Prior to the meeting on Tuesday, the miner announced that it would work with Sydney-based technology company Calix Limited on a scoping study on a new refining process that would likely pave the way for it to produce concentrated lithium salt from its Pilgangoora project.

Henderson told the investors that the company was driven by two factors: downstream demand, namely the booming electric vehicle (EV) market; and the need to reduce carbon emissions.

“The lithium industry is different from many other industries - it gets a special position and it is growing, Henderson said.

As such, he said this was a chance for Pilbara Minerals to pick out a solution from the asset and grow it into a new pathway, he said.

Existing spodumene supply chains are incredibly energy-intensive, since heat treatment and the calcination process via convertors requires a lot of energy in terms of carbon and fuel, he further explained.

In addition, he pointed out that in shipping spodumene to buyers, one does not just transport the 6% of lithium contained within it, but also other elements, including alumina and silica, which make up the remaining 90% or so. This inevitably creates a bigger carbon footprint from freight.

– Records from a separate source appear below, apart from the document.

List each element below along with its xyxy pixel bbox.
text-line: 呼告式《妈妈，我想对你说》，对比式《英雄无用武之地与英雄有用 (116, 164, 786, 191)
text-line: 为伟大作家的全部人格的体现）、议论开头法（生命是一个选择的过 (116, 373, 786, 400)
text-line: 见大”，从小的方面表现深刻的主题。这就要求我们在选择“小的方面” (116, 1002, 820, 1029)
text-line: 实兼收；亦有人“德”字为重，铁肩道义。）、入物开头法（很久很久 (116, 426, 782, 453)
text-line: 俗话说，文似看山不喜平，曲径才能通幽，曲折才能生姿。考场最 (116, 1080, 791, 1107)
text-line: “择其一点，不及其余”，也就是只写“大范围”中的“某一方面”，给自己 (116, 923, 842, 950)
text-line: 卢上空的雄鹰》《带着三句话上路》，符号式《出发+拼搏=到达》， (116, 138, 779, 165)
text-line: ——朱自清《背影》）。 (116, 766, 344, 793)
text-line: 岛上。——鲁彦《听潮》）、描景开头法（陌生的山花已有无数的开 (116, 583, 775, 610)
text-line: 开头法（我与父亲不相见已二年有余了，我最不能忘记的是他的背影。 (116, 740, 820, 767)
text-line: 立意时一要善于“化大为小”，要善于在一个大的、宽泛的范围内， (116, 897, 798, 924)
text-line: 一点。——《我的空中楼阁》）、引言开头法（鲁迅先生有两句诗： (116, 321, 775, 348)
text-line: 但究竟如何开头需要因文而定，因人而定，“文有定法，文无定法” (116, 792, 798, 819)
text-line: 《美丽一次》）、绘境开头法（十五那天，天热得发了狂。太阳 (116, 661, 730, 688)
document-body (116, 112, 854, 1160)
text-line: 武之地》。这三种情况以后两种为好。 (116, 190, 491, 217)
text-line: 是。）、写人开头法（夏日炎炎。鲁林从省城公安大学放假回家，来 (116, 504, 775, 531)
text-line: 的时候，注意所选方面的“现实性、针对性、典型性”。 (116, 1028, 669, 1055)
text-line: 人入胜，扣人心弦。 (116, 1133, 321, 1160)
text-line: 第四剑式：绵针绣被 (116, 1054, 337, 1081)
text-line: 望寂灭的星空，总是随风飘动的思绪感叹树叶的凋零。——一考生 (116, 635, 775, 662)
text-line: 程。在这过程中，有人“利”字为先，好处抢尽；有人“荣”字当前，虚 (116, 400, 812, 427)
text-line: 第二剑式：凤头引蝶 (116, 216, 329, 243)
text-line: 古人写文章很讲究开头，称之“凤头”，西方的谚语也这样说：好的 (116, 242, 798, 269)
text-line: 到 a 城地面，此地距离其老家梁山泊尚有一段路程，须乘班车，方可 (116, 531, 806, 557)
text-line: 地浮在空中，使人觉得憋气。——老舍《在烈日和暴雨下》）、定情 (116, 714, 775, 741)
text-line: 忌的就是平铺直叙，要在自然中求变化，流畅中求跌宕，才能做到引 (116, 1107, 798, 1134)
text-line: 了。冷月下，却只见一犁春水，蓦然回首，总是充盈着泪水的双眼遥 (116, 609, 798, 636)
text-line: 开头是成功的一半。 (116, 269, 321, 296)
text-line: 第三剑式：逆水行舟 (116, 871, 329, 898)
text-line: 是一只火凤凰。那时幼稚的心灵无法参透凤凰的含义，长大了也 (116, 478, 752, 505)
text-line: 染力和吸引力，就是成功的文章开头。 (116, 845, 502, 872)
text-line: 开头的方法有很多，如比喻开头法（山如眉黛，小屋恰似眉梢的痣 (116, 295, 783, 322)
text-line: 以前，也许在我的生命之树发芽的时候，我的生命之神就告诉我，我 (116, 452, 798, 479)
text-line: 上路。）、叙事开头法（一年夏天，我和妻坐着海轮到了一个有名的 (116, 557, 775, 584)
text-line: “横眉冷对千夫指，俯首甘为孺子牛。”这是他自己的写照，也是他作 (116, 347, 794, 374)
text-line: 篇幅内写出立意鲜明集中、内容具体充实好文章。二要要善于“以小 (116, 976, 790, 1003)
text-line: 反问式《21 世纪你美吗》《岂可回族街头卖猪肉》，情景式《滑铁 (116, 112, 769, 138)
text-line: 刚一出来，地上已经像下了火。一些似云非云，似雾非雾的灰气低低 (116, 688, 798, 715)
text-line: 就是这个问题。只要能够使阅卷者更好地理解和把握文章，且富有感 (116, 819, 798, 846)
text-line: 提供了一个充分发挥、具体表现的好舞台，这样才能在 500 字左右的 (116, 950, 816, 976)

In contrast, the big difference of the alternative supply chain that Pilbara Minerals is targeting takes the front of chemical conversion process and bring it to the mining side by employing a smarter process, which the miner and Calix are working on.

“At the mine, if we can efficiently calcine a lower-grade spodumene concentrate, we should also be able to achieve a higher recovery from the ore body, meaning less mine wastage and lower cost. The opportunity to produce a higher-value product in Australia should also allow us to capture more of the overall value in the new-energy industry as it develops,” Ken Brinsden, Pilbara Minerals’ managing director and chief executive officer, said earlier in the announcement on Tuesday.

He later pointed out at the investor meeting that Pilbara Minerals’ “mid-stream” strategy was also in line with its climate-change strategy and that it was critical to change the carbon footprint in lithium production.